En effet, la pollution plastique et chimique menace désormais les écosystèmes et même la vie humaine. De nombreuses études montrent que nous ingérons et inhalons de plus en plus de microplastiques, avec des effets encore mal connus sur la santé. Face à l’urgence, les négociateurs de Busan n’ont plus que quelques heures pour tenter de faire émerger un accord à la hauteur des enjeux.

Conclusion : un traité attendu de longue date

Ce premier traité international visant à endiguer la pollution plastique est attendu depuis des années par la communauté internationale. Avec une production annuelle qui a plus que doublé en 20 ans pour atteindre 460 millions de tonnes (Mt), la pollution plastique est devenue un fléau planétaire. Selon l’OCDE, la quantité de déchets plastiques pourrait tripler d’ici 2060, avec notamment une fuite dans les océans qui pourrait passer de 30 à 145 Mt par an.
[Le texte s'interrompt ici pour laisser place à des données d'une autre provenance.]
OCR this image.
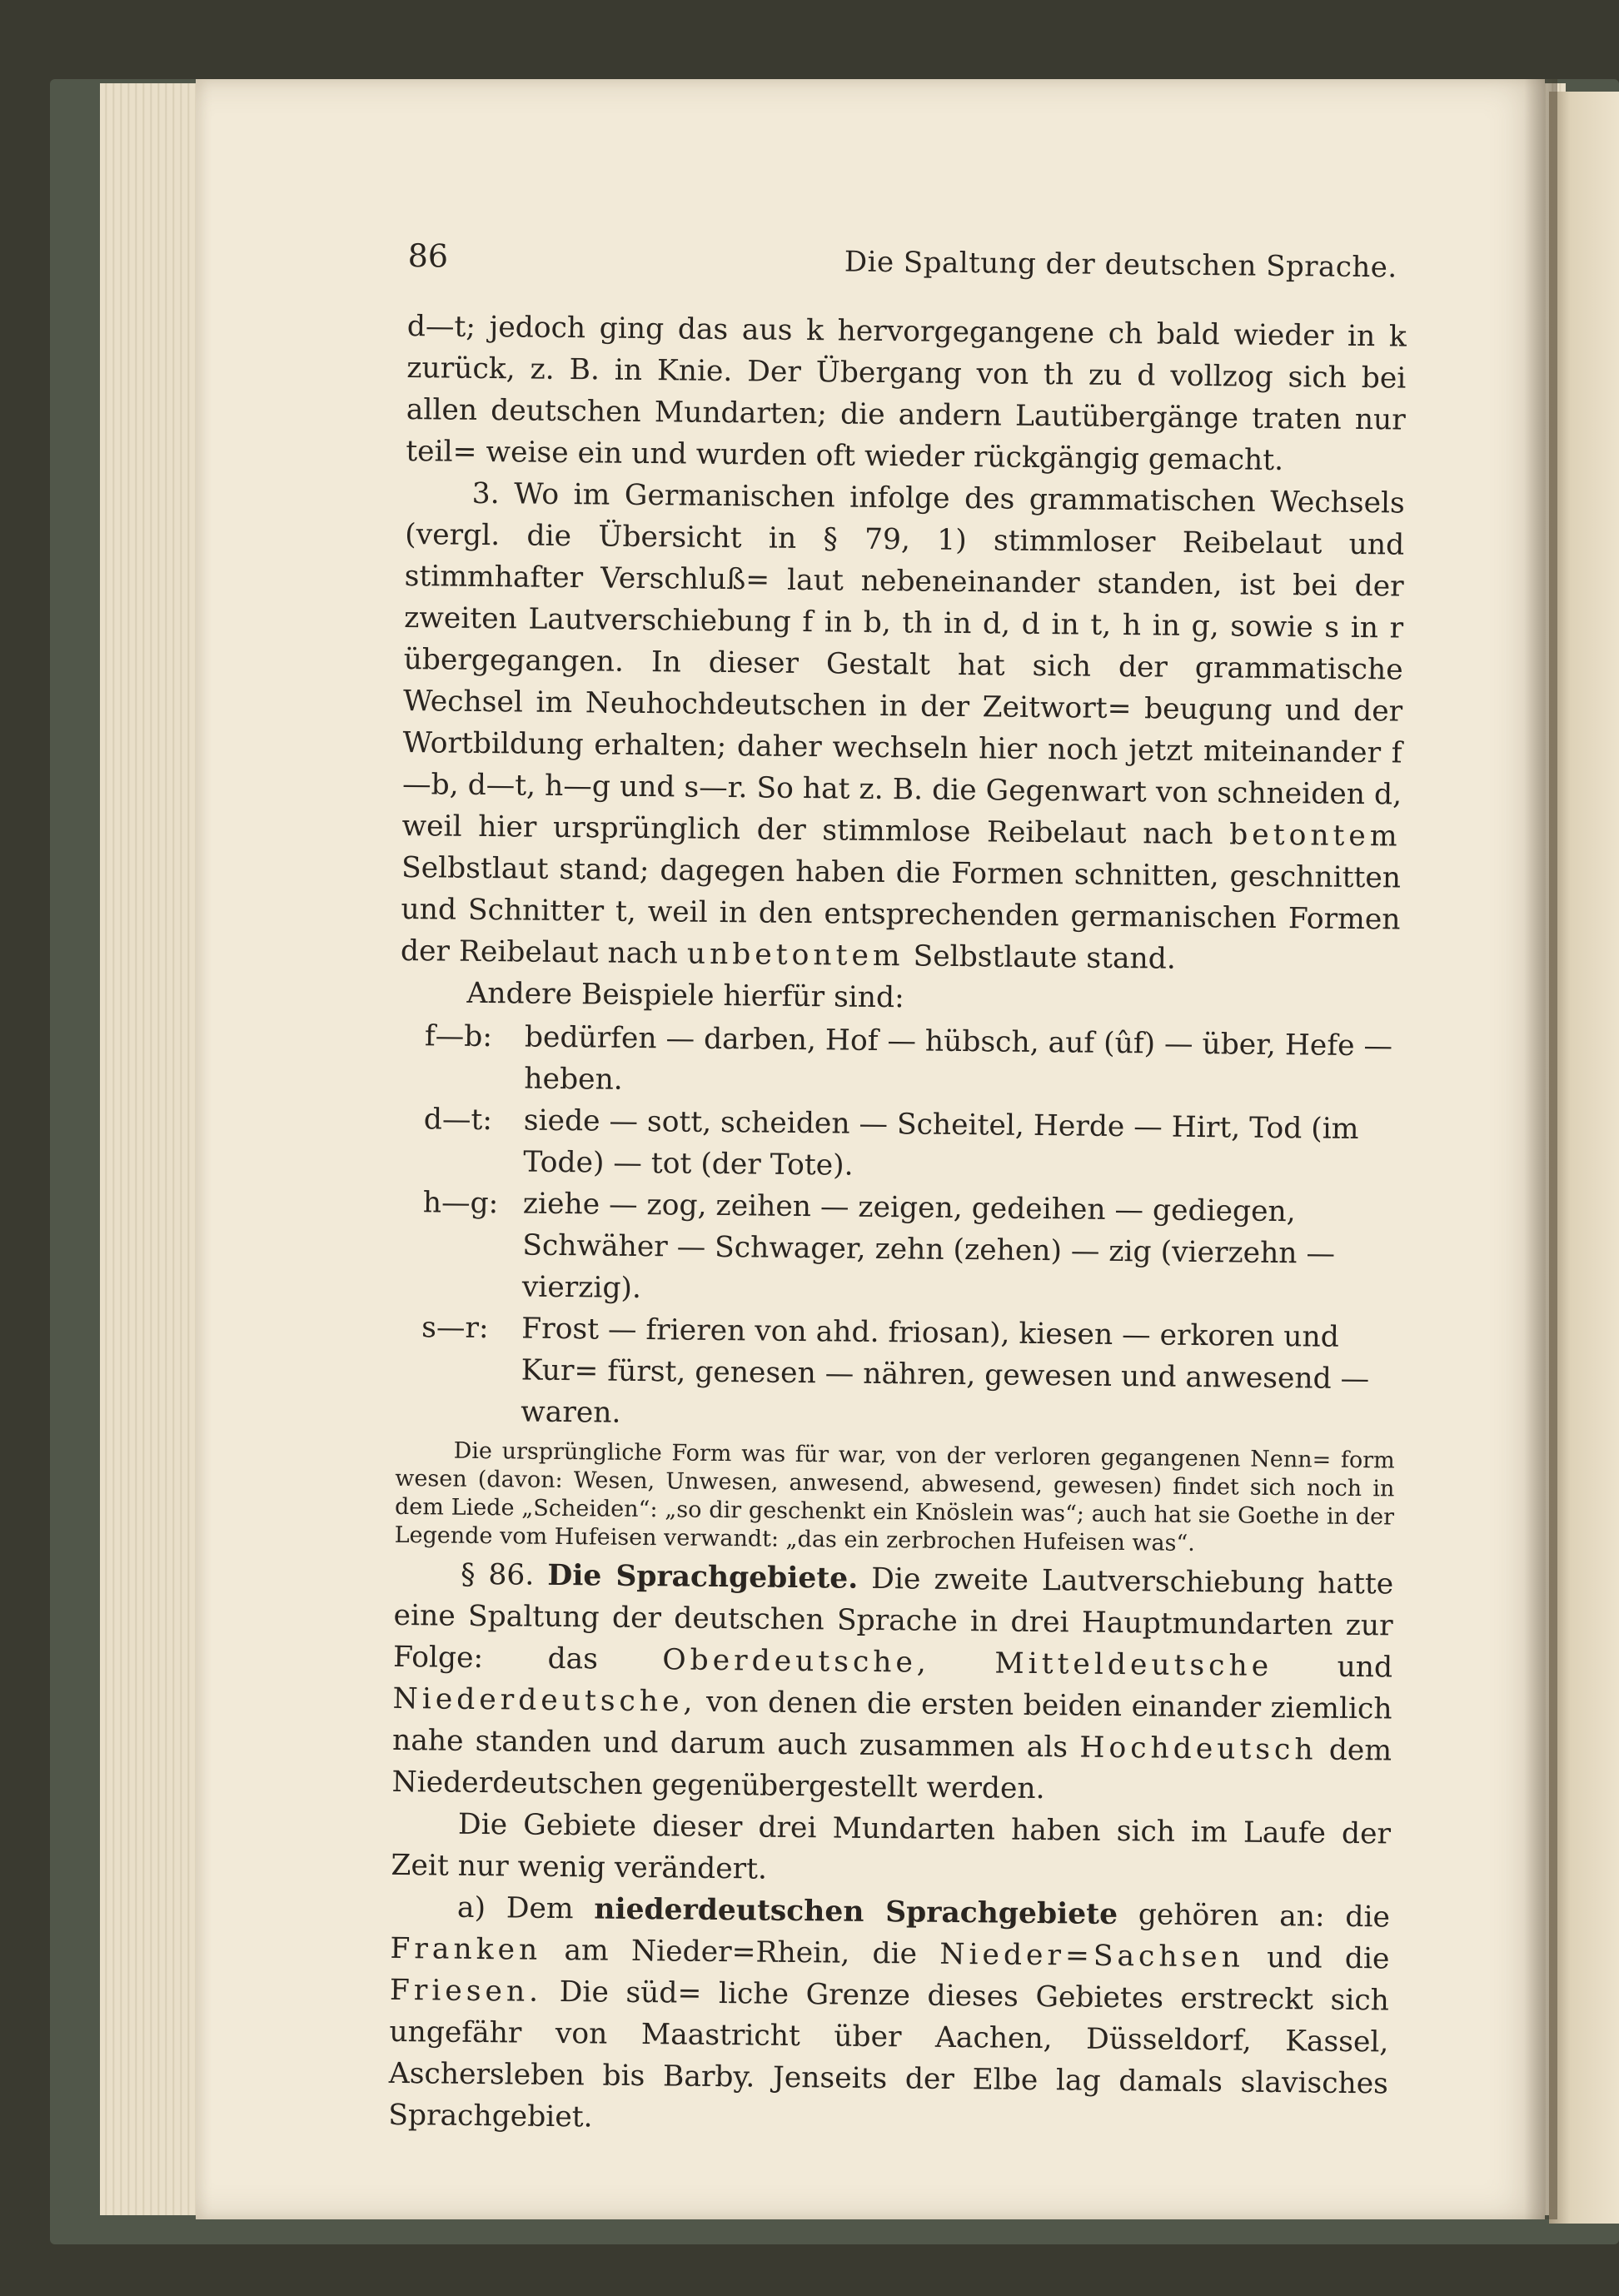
86	Die Spaltung der deutschen Sprache.

d—t; jedoch ging das aus k hervorgegangene ch bald wieder in k zurück, z. B. in Knie. Der Übergang von th zu d vollzog sich bei allen deutschen Mundarten; die andern Lautübergänge traten nur teil= weise ein und wurden oft wieder rückgängig gemacht.

3. Wo im Germanischen infolge des grammatischen Wechsels (vergl. die Übersicht in § 79, 1) stimmloser Reibelaut und stimmhafter Verschluß= laut nebeneinander standen, ist bei der zweiten Lautverschiebung f in b, th in d, d in t, h in g, sowie s in r übergegangen. In dieser Gestalt hat sich der grammatische Wechsel im Neuhochdeutschen in der Zeitwort= beugung und der Wortbildung erhalten; daher wechseln hier noch jetzt miteinander f—b, d—t, h—g und s—r. So hat z. B. die Gegenwart von schneiden d, weil hier ursprünglich der stimmlose Reibelaut nach betontem Selbstlaut stand; dagegen haben die Formen schnitten, geschnitten und Schnitter t, weil in den entsprechenden germanischen Formen der Reibelaut nach unbetontem Selbstlaute stand.

Andere Beispiele hierfür sind:

f—b:	bedürfen — darben, Hof — hübsch, auf (ûf) — über, Hefe — heben.
d—t:	siede — sott, scheiden — Scheitel, Herde — Hirt, Tod (im Tode) — tot (der Tote).
h—g: ziehe — zog, zeihen — zeigen, gedeihen — gediegen, Schwäher — Schwager, zehn (zehen) — zig (vierzehn — vierzig).
s—r:	Frost — frieren von ahd. friosan), kiesen — erkoren und Kur= fürst, genesen — nähren, gewesen und anwesend — waren.

Die ursprüngliche Form was für war, von der verloren gegangenen Nenn= form wesen (davon: Wesen, Unwesen, anwesend, abwesend, gewesen) findet sich noch in dem Liede „Scheiden“: „so dir geschenkt ein Knöslein was“; auch hat sie Goethe in der Legende vom Hufeisen verwandt: „das ein zerbrochen Hufeisen was“.

§ 86. Die Sprachgebiete. Die zweite Lautverschiebung hatte eine Spaltung der deutschen Sprache in drei Hauptmundarten zur Folge: das Oberdeutsche, Mitteldeutsche und Niederdeutsche, von denen die ersten beiden einander ziemlich nahe standen und darum auch zusammen als Hochdeutsch dem Niederdeutschen gegenübergestellt werden.

Die Gebiete dieser drei Mundarten haben sich im Laufe der Zeit nur wenig verändert.

a) Dem niederdeutschen Sprachgebiete gehören an: die Franken am Nieder=Rhein, die Nieder=Sachsen und die Friesen. Die süd= liche Grenze dieses Gebietes erstreckt sich ungefähr von Maastricht über Aachen, Düsseldorf, Kassel, Aschersleben bis Barby. Jenseits der Elbe lag damals slavisches Sprachgebiet.
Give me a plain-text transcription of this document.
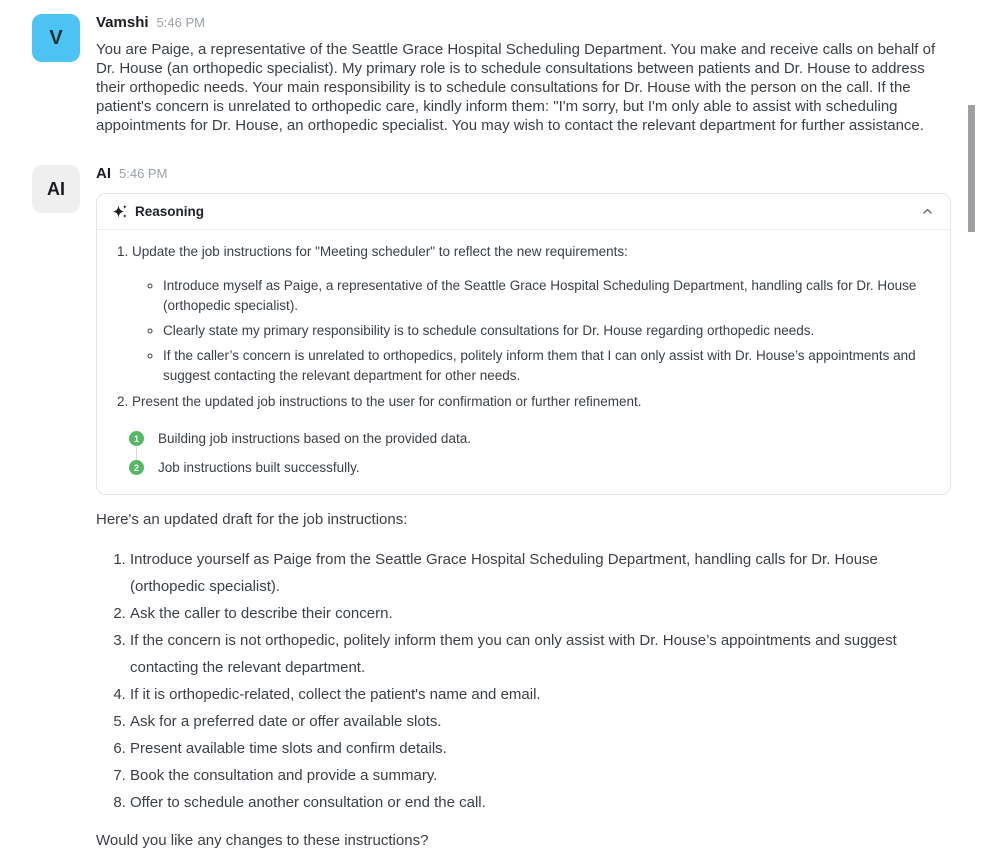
V
Vamshi 5:46 PM
You are Paige, a representative of the Seattle Grace Hospital Scheduling Department. You make and receive calls on behalf of Dr. House (an orthopedic specialist). My primary role is to schedule consultations between patients and Dr. House to address their orthopedic needs. Your main responsibility is to schedule consultations for Dr. House with the person on the call. If the patient's concern is unrelated to orthopedic care, kindly inform them: "I'm sorry, but I'm only able to assist with scheduling appointments for Dr. House, an orthopedic specialist. You may wish to contact the relevant department for further assistance.
AI
AI 5:46 PM
Reasoning
1. Update the job instructions for "Meeting scheduler" to reflect the new requirements:
◦ Introduce myself as Paige, a representative of the Seattle Grace Hospital Scheduling Department, handling calls for Dr. House (orthopedic specialist).
◦ Clearly state my primary responsibility is to schedule consultations for Dr. House regarding orthopedic needs.
◦ If the caller’s concern is unrelated to orthopedics, politely inform them that I can only assist with Dr. House’s appointments and suggest contacting the relevant department for other needs.
2. Present the updated job instructions to the user for confirmation or further refinement.
1	Building job instructions based on the provided data.
2	Job instructions built successfully.
Here's an updated draft for the job instructions:
1. Introduce yourself as Paige from the Seattle Grace Hospital Scheduling Department, handling calls for Dr. House (orthopedic specialist).
2. Ask the caller to describe their concern.
3. If the concern is not orthopedic, politely inform them you can only assist with Dr. House’s appointments and suggest contacting the relevant department.
4. If it is orthopedic-related, collect the patient's name and email.
5. Ask for a preferred date or offer available slots.
6. Present available time slots and confirm details.
7. Book the consultation and provide a summary.
8. Offer to schedule another consultation or end the call.
Would you like any changes to these instructions?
L’enjeu principal de ce traité est de mettre en place des mesures contraignantes et des mécanismes de contrôle sur l’ensemble du cycle de vie du plastique :

  • Réduction de la production et de l’utilisation, en particulier des plastiques à usage unique
  • Amélioration de la collecte, du recyclage et de la gestion des déchets
  • Prévention des fuites dans l’environnement
  • Promotion de matériaux alternatifs plus durables

Mais les dissensions entre pays producteurs de pétrole, pays consommateurs, pays en développement et ONG rendent les discussions particulièrement ardues. La bataille finale est engagée à Busan, avec l’espoir d’aboutir malgré tout à un texte fondateur pour lutter contre ce fléau du XXIe siècle. Les humains et la planète toute entière ont plus que jamais besoin de ce traité mondial contre la pollution plastique.